Entre 2013 e 2015, teremos desafios muito exigentes: cumprir o plano de expansão na Polónia que nos levará a ter, no final de 2015, 3.000 lojas; a boa descolagem da operação colombiana, que estimamos venha a fechar 2015 com cerca de 150 lojas; e a defesa das nossas posições de mercado em Portugal, onde os tempos estão muito difíceis. Num período em que eu e a minha equipa mais próxima seremos obrigados a muitas ausências em viagens, era importante assegurar uma lógica de continuidade ao nível da cúpula do grupo para não prejudicar o foco. Não será fácil para ninguém suceder ao meu pai, muito menos num período em que a disponibilidade física da gestão de topo para construir relações do zero está francamente diminuída.

Como se mantém a moral/ânimo de colaboradores em organizações que estão a fazer downsizing? 

Julgo que uma empresa que não consiga evitar os despedimentos só poderá, de algum modo, limitar o potencial destrutivo desse movimento se conseguir comunicar, com verdade, o estado de necessidade que a leva a esse exercício, os critérios que seguiu na sua implementação e o cuidado colocado no tratamento das pessoas que tenham forçosamente de sair. 

Face à conjuntura de crise atual, como motivar as equipas?

Tendo esquemas de remuneração variável que abrangem todos os níveis da empresa, que premeiam o mérito e a obtenção de resultados; tendo prémios extraordinários para as pessoas das lojas e dos centros de distribuição; criando políticas e mecanismos de apoio social aos colaboradores em situação mais frágil, como fizemos logo em 2011, com a constituição do Fundo de Emergência Social, que dotamos anualmente de cerca de 2,5 milhões de euros para auxiliar os nossos colaboradores em dificuldades e as suas famílias.

Quais as grandes dificuldades que o seu setor enfrenta, a curto e a médio prazo? 

A principal dificuldade prende-se, fundamentalmente, com a perda de poder de compra e com a quebra dos níveis de confiança dos consumidores.

E oportunidades? 

O setor é suficientemente heterogéneo para tornar difícil a identificação de uma oportunidade partilhável por todos. Para o grupo Jerónimo Martins, as oportunidades no curto e médio prazo passam sempre pela consolidação da internacionalização.

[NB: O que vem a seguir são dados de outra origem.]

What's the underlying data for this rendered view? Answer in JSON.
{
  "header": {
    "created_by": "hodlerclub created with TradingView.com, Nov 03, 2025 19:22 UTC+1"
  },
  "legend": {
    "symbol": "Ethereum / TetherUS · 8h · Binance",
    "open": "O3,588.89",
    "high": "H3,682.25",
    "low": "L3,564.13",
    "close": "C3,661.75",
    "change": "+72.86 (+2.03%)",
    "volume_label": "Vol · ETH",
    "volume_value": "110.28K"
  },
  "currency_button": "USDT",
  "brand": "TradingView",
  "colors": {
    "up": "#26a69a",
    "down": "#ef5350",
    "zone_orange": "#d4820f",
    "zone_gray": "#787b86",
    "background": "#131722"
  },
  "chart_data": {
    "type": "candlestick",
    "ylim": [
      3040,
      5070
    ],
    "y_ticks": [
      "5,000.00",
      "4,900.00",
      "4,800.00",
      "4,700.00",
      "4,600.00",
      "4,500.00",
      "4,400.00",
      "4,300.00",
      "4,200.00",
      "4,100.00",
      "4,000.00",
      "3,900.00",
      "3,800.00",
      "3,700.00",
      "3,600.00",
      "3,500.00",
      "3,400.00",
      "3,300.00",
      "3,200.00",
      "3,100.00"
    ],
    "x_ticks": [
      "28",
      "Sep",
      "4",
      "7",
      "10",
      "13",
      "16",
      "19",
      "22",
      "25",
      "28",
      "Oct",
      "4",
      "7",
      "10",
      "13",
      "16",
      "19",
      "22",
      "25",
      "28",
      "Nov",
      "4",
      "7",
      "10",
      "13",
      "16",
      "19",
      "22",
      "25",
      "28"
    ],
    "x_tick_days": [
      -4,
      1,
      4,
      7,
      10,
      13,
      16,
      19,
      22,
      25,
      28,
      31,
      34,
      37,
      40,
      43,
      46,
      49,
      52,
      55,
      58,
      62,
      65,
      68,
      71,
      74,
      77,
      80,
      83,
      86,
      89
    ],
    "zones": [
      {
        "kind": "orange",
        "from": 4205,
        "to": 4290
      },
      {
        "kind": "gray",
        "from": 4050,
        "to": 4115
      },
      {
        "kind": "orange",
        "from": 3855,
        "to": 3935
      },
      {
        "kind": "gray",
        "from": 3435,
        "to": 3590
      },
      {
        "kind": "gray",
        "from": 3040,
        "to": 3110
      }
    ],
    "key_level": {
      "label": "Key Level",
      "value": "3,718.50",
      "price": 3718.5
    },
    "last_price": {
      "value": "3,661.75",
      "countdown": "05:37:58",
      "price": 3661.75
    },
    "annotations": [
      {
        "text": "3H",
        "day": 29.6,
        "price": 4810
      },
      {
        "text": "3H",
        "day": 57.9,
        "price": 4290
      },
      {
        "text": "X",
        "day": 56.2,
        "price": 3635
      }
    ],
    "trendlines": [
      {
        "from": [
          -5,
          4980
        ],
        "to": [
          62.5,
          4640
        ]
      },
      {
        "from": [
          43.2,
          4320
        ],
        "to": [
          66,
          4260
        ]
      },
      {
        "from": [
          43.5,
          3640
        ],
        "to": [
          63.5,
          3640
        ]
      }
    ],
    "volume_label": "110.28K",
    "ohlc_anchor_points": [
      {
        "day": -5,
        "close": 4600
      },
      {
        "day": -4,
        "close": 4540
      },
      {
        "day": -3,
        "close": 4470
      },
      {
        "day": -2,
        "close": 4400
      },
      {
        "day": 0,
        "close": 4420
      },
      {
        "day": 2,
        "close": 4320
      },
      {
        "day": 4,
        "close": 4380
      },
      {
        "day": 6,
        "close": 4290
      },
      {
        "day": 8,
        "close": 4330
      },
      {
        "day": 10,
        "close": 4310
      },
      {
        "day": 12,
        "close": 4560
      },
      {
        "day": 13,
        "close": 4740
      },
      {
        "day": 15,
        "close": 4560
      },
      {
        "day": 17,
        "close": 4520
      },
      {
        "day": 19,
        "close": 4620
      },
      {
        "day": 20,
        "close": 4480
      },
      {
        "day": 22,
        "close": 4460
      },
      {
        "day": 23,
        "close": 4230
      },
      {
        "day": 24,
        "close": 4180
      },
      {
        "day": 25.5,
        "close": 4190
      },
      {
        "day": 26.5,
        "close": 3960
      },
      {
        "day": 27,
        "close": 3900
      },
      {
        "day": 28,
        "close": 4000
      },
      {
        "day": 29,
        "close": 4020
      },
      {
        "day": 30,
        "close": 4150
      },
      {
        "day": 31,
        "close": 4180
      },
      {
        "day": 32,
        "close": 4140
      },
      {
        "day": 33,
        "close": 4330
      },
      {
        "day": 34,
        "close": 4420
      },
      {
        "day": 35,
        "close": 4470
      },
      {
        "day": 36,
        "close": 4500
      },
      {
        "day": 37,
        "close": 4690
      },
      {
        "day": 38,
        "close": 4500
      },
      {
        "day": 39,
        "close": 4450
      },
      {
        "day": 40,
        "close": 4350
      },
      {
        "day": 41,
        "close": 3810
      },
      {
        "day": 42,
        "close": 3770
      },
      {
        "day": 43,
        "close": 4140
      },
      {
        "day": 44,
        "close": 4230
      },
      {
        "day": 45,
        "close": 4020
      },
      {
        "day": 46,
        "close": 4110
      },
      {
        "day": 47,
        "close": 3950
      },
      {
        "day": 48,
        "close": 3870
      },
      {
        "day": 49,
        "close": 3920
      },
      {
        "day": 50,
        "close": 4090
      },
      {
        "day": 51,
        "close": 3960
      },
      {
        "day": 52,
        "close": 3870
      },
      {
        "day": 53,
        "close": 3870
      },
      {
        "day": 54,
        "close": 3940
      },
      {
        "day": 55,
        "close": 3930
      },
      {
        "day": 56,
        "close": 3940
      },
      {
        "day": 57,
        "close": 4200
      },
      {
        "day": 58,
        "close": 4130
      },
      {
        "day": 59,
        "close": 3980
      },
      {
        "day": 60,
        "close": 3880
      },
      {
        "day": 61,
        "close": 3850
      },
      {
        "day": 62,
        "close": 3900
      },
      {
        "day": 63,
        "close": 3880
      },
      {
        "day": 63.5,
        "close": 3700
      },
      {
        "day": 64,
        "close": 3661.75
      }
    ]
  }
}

Entrevistas conduzidas pelo SOL e Oje.

 


Pedro-Soares-Santos-JMPedro Soares dos Santos é administrador-delegado e membro do Conselho de Administração da Jerónimo Martins (JM). Frequentou vários cursos de gestão em universidades internacionais como a Kellogg, Harvard, IMD, ou Darden, e iniciou a carreira profissional em 1983, na direção de operações do Pingo Doce. Dois anos depois, Pedro Soares dos Santos passou a desempenhar funções nas áreas de vendas e marketing da Iglo/Olá. Em 1990 ingressou no Recheio como diretor de operações. Em 1995 foi nomeado diretor-geral do Recheio e eleito administrador da Jerónimo Martins. Passados quatro anos ficou responsável pelas operações da JM na Polónia e no Brasil. Em 2001, e nos oito anos seguintes, assumiu a área da distribuição do grupo. É membro da Comissão Executiva da JM até 2009.